It takes a lot statistical and demographic anomalies for women to out-earn men.
Women are paid more than men in six municipalities and one county, according to an analysis of 2,700 locations with more than 10,000 workers by The Pew Charitable Trusts, a nonprofit with a goal to improve public policy. Women out-earn men in Lake Worth, Fla.; Plainfield and Trenton, N.J.; Inglewood, Calif.; Hempstead, N.Y.; Chamblee, Ga. and Prince George’s County, Md.
“Pay may be relatively higher for young millennial women who have landed jobs in big cities and found affordable housing in commuter suburbs such as these,” Tim Henderson, who covers demographics for Stateline, wrote. “And the communities’ high numbers of single male laborers, many of whom are immigrants working without documentation, can also hold down male income.”
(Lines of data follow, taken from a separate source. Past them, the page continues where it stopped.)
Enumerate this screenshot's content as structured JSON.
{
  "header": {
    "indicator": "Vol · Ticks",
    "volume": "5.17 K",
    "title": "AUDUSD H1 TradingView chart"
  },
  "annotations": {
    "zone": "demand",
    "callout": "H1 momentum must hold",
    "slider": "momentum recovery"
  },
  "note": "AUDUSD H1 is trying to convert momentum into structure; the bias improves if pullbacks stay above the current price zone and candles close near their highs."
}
These statistics may be skewed, Henderson added. Many of the women in these locations are living with low-wage male workers, many of whom are undocumented immigrants, which lowers the median wage for men. Those male workers are, as a result, likely being paid less than the minimum wage, which provides a more gloomy reason why women would out-earn men in these areas.
He did note positive trends: “Women in Chamblee, for instance, earn more than women in the Atlanta area as a whole, and out-earn men in some lucrative, male-dominated fields, such as computers and engineering, with the help of female business entrepreneurs sensitive to the need for flexibility to attend to family responsibilities.” (Nationally, women earn 83% that of men.)
Female personal financial advisers make little more than half (56.4%) of men in the same job, compared with 83% overall, according to a recent analysis by the Institute for Women’s Policy Research, a Washington, D.C.-based research organization. (Critically, that does not account for women who are missing from senior roles in Silicon Valley.)
There are 4.6 million women who work in occupations with poverty-level wages, nearly three times as many as the 1.5 million men who do, the organization concluded. In addition, it found racial disparities compounding gender inequality in the labor market: Black and Hispanic women are more than twice as likely to work in service occupations as white women.
Don’t miss: What Rosie the Riveter would make today
Another depressing estimate: It will take another 88 years for the gender gap to close across the 106 countries covered in the World Economic Forum‘s Global Gender Gap Index. The most challenging gender wage gaps remain in the economic and health spheres, where it will not be closed for another 217 years, the report found.
And women employed in male-dominated workplaces are more likely to say their gender has made it harder for them to get ahead at work and report gender discrimination at significantly higher rates, a separate survey released by the Pew Research Center, a Washington, D.C.-based think tank, concluded. The survey was conducted last year before the #MeToo movement took off.